- Мария! - кричал отец. - Ты меня! Ты моя! Я тебя люблю! Ты меня знаешь?..
- Коля, - стеснялась. - Ты больше не пей.
- Да! Я! Да ты меня не знаешь! - горячился. - Если я захочу... Я всем докажу, какая у меня воля... сила воли... Кремень!
Отец рвал зубами мясо. Год назад он был убежден, что чрезмерное употребление мясных продуктов отрицательно влияет на человеческий организм. Боюсь, что тогда он просто не зарабатывал на птицу, все деньги тратя на вино и книги.
Помню он читал мне:
- А по ночам у нас тут кругом слышно, как звонят колокольчики, тоненько так звонят. Говорят, что когда-то, давным-давно, один здешний птицелов поймал дятла и перед тем, значит, как его выпустить, привязал ему к шее бубенчики. От них и звон. Только я думаю, тут не одна птица должна быть - одна не могла сразу в разных местах звонить. А то ведь по ночам по всем оврагам, по всем балкам слышно, как переливаются эти звоночки и колокольчики. А может быть, у того дятла и птенцы вывелись тоже с колокольчиками. А что? Очень возможно... И никакого чуда здесь нет, потому что любой их может услышать...
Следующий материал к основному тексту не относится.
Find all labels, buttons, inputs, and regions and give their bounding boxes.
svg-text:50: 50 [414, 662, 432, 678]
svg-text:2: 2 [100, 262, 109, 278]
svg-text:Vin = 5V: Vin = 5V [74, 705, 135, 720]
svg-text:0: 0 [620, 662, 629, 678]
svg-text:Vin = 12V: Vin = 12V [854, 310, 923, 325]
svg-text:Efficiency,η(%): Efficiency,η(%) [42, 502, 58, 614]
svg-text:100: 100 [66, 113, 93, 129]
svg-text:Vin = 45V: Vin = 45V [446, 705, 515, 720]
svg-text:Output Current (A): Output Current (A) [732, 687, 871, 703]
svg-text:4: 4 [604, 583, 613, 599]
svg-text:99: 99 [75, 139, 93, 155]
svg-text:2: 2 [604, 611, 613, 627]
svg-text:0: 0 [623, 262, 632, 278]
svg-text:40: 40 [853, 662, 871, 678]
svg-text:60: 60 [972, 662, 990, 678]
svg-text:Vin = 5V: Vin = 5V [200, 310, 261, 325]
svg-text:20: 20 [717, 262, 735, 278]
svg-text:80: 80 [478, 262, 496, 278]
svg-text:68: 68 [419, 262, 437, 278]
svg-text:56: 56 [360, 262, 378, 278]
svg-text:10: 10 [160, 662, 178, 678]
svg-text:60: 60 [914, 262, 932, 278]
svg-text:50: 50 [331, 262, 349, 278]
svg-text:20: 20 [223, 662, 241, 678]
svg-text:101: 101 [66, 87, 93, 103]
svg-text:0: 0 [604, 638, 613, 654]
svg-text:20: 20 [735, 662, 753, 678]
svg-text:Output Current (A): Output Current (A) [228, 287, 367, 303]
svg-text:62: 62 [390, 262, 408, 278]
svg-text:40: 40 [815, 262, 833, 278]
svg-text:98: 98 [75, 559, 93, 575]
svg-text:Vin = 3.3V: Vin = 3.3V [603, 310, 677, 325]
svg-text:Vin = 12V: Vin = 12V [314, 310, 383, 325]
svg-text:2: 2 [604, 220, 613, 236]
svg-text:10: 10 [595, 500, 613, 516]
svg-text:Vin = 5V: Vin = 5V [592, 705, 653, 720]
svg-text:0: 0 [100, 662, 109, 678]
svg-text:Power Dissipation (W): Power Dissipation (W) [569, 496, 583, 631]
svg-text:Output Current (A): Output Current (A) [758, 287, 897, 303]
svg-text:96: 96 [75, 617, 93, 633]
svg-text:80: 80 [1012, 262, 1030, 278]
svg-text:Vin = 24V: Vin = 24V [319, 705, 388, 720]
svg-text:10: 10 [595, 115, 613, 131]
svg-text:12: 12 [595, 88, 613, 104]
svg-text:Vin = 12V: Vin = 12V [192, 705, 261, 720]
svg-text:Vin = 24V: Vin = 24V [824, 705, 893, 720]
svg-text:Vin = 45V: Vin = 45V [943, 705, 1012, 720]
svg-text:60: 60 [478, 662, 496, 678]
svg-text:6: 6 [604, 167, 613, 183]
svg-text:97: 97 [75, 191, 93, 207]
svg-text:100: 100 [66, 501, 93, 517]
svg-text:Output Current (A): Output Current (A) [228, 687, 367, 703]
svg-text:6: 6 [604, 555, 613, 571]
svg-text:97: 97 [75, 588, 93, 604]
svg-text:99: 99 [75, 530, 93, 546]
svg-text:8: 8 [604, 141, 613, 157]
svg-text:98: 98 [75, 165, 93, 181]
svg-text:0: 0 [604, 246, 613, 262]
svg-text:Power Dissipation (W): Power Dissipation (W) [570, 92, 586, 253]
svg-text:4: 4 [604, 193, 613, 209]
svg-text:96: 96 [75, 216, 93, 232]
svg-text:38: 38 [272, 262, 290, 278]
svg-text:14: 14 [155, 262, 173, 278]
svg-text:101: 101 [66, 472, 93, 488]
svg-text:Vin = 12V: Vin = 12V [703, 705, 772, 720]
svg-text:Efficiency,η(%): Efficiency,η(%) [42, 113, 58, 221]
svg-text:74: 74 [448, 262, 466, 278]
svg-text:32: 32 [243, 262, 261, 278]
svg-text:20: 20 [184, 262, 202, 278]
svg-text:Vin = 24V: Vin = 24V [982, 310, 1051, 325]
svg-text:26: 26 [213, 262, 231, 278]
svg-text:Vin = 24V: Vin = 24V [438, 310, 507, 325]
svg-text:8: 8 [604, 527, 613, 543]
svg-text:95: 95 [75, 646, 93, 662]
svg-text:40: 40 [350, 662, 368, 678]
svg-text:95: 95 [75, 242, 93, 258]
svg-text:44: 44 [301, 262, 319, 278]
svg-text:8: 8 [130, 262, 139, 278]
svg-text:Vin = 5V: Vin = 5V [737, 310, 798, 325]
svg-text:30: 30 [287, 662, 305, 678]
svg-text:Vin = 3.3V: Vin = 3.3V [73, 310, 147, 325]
Прекрасные сказки детства.
Ударили в стену. Закричала женщина. Отец отмахнулся - сосед Жорка сцепился с женушкой, в который уж раз...
Стены обладали удивительной звукопроницаемостью. Возникало впечатление - мы слушаем радиоспектакль, голоса были мелодраматичны и, кажется, рассчитаны на внешний эффект.
- Ты все сам! А мне... Я тоже хочу, ты - плохой, ты - гад, ты - сам себе, а мне...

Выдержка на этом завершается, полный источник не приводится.